With delayed onset of these chronic and acute diseases, lifespan itself will be extended such that people might aspire to live healthier possibly to the age of 120 or 150, says O’Rourke, but with an assortment of unconsidered societal consequences. “How are we going to sustain Social Security? Are we going to work until we are 100 years old?”
The best of all options may be to live an average of 90 years, she offers. “But at age 85 or 87, we’re still dancing on the floor and going on hikes and living a healthy life.”
Measuring Age
The research team is now planning new studies of AMAR-activating agents in a mouse model and cultured human cells, O’Rourke reports. “If we find the right [industry] partners, those could be done in a couple of years... to decide if this is worth pursuing in human testing.”
Rapamycin as well as metformin, used for decades in diabetic patients, are already in clinical trials “to reduce the prevalence or delay the onset of age-related disease,” says O’Rourke. While possibly precedent-setting, society and regulatory agencies still need to decide if this is the best path forward.

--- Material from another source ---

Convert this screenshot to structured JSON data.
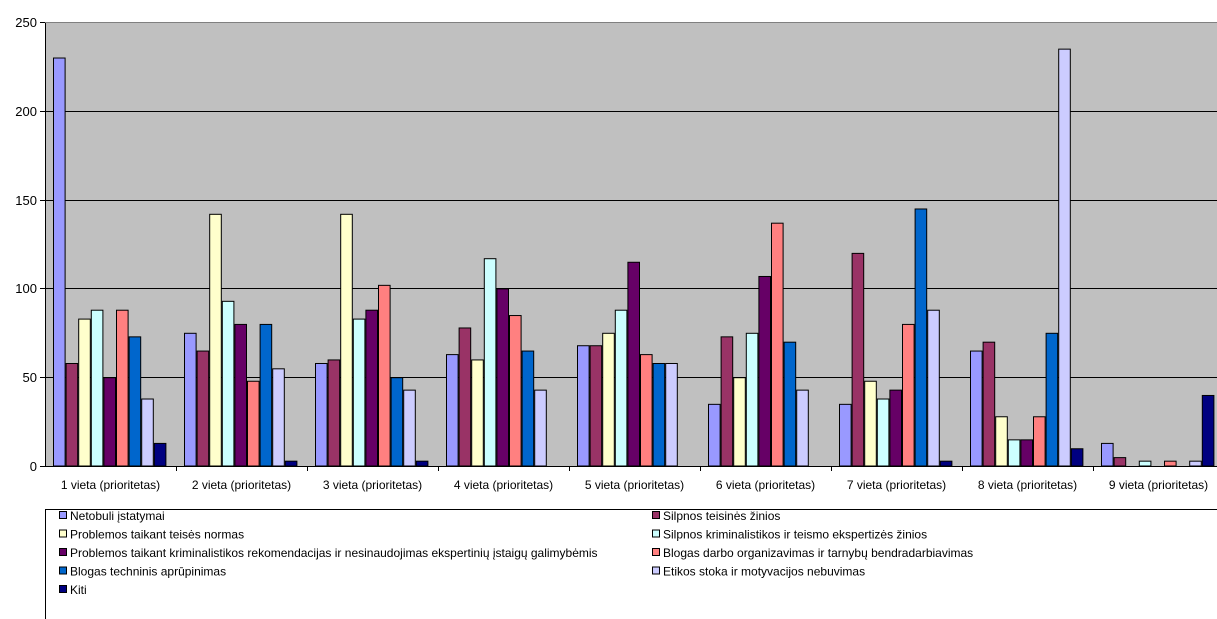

With human cells in culture, the UVA team will be using a battery of biological aging clocks—including global gene expression, epigenetics, DNA methylation, mitochondrial function, and senescence—all purporting to have the best biomarkers for measuring biological age, O’Rourke says. The instruments will be used to determine the age of cells after they’re manipulated to hyperactivate AMAR. Researchers will also be on the lookout for any “tradeoffs” in terms of undesirable secondary effects.